等了差不多十分鐘左右,我從門下方的縫隙處看見了兩道影子,知道是正主來了,衝崑崙哥使了個眼色端起瓶子倒了兩杯格瓦斯就喝,同時對崑崙哥說道:“哥,你知道這格瓦斯是用什麼做的麼?”

崑崙配合地端起杯子痛飲,反問我說:“啥做的?”。

我說:“格瓦斯是用大列巴面包幹發酵出來的,營養豐富是真正的液體麵包!”。

崑崙笑道:“那太好了,我就怕後半夜餓了沒地兒吃宵夜,有這玩意兒喝就省事兒多了。”

“哎!”我反駁道:“這玩意兒多少也含酒精成分,喝多了也不好!”。

崑崙滿不在乎:“反正喝完就睡覺了,有什麼啊?”

我點頭:“那道也是,不過這麼一說我倒是真覺得有點上頭了,困啊,這玩兒意勁兒挺大啊,和啤酒差不多!”。說完喝光杯子裡的飲料,爬到穿上假睡。

崑崙哈哈大笑:“嗨!你當這是伏特加呢?還上頭?”言罷舉起瓶子一飲而盡。

演技略顯浮誇的崑崙哥拍著肚子嘀咕:“哎……,別說,還真有點上頭,我也睡了吧!”說完這句“我也睡了吧!”,一頭栽倒在床邊,同時鼾聲如雷。

我心道:“崑崙哥你演的有點過了,別再讓開黑店的兩口子懷疑。”

就在此時,門把手“嘎吱,嘎吱”響了起來,看樣我倆的業餘演技還是騙到了賊人,於是我趕緊閉上眼睛專心假睡。
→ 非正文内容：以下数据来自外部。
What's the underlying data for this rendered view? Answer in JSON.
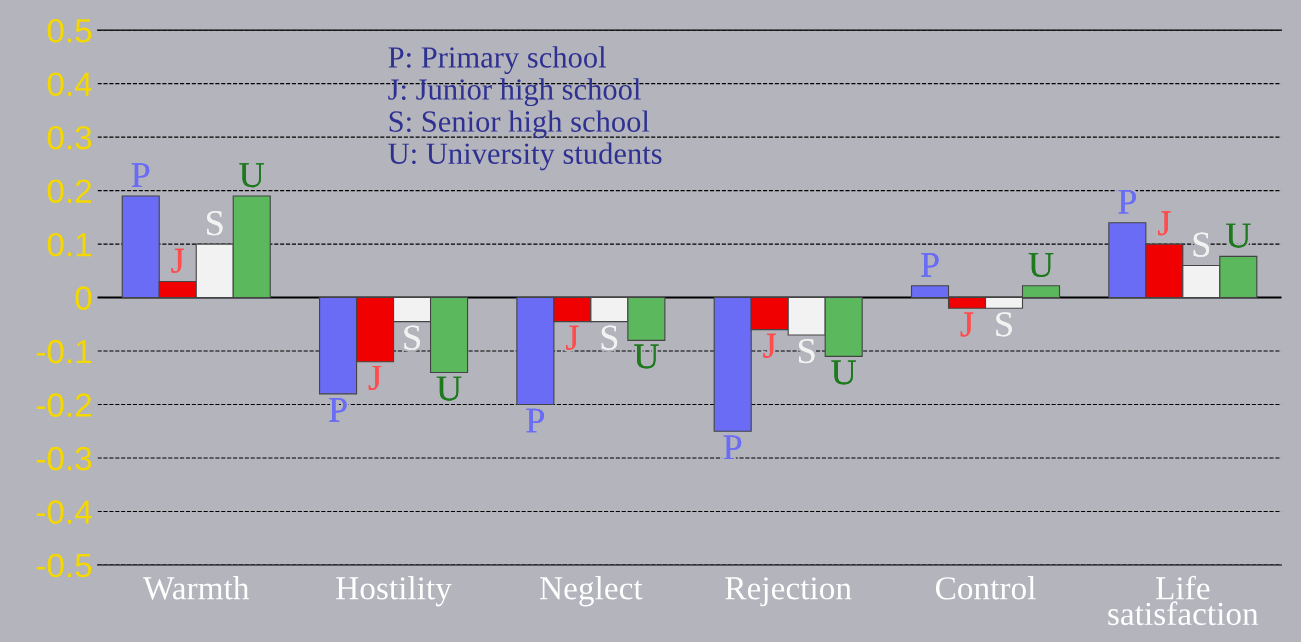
{
  "chart_data": {
    "type": "bar",
    "categories": [
      "Warmth",
      "Hostility",
      "Neglect",
      "Rejection",
      "Control",
      "Life\nsatisfaction"
    ],
    "series": [
      {
        "name": "P",
        "color": "#6a6cf6",
        "values": [
          0.19,
          -0.18,
          -0.2,
          -0.25,
          0.022,
          0.14
        ]
      },
      {
        "name": "J",
        "color": "#f00000",
        "values": [
          0.03,
          -0.12,
          -0.045,
          -0.06,
          -0.02,
          0.1
        ]
      },
      {
        "name": "S",
        "color": "#f2f2f2",
        "values": [
          0.1,
          -0.045,
          -0.045,
          -0.07,
          -0.02,
          0.06
        ]
      },
      {
        "name": "U",
        "color": "#5cb85c",
        "values": [
          0.19,
          -0.14,
          -0.08,
          -0.11,
          0.022,
          0.077
        ]
      }
    ],
    "ylim": [
      -0.5,
      0.5
    ],
    "yticks": [
      -0.5,
      -0.4,
      -0.3,
      -0.2,
      -0.1,
      0,
      0.1,
      0.2,
      0.3,
      0.4,
      0.5
    ],
    "grid": "y",
    "legend": false,
    "annotations": [
      "P: Primary school",
      "J: Junior high school",
      "S: Senior high school",
      "U: University students"
    ]
  }
}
耳邊傳來老闆和老闆娘小心翼翼的腳步聲,就聽老闆壓低了聲音說:“家裡的,這個給你,我去看看那個睡死沒有。”

白人婦女沒有回答,而是“咕咚!”咽了一下口水,我心道壞了,莫非這娘們還想劫色?葫蘆腦袋你個綠殼王八!你找的這是什麼媳婦?

正胡思亂想著,白人婦女那雙大手就順著我的上衣下襬摸了上來,我汗毛倒豎差一點就叫出聲,暗想:“比起鬧么蛾子還是貞潔重要,倘若這婆娘真的要非禮我,我立馬就跳起來扭斷她的脖子!”。

白人婦女粗糙的大手在我身上亂摸一通,同時還不住地吸溜口水,我心道天底下竟然會有如此飢渴的蕩婦,你他娘的不會是想吃了老子吧?

沒想到這廝就跟在回答我一樣,小聲用中文嘀咕道:“好健壯的身子,這皮膚這肌肉,肯定美味!”。

我心中暗罵:“幹!原來是個食人魔!”強忍著不適紋絲不動,想著等一會兒到你們宰人的地方再出手,我也好知道知道你們這對食人魔夫婦到底已經害了多少個無辜的旅人!

在食人悍婦馬上就要摸到我臍下三寸的敏感地帶的時候,那頭兒的倒葫蘆腦袋旅店老闆說了聲:“你給老子忍著點,別他娘的摸了!這倆小子古怪的狠,蒙汗藥都不咋好使!現在不能輕舉妄動,等扛到地下室砍了腦袋以後你再下嘴!”。

然後兩人扛起我和崑崙哥悄悄走出了房間,三拐兩拐就進了剛才倒葫蘆腦袋嘴裡說的地下室。

這地下室惡臭撲鼻,兩人的鞋底踩在地面上“嘎吱”作響,我心說:“好兇徒,這地上恐怕是積了老厚一層血漿!”頓時殺心大起,馬上就要壓抑不住動手的念頭。

“哐當,哐當!”我和崑崙哥被他們隨手丟在了溼噠噠黏糊糊的鐵床之上,我偷偷睜開一隻眼睛一看。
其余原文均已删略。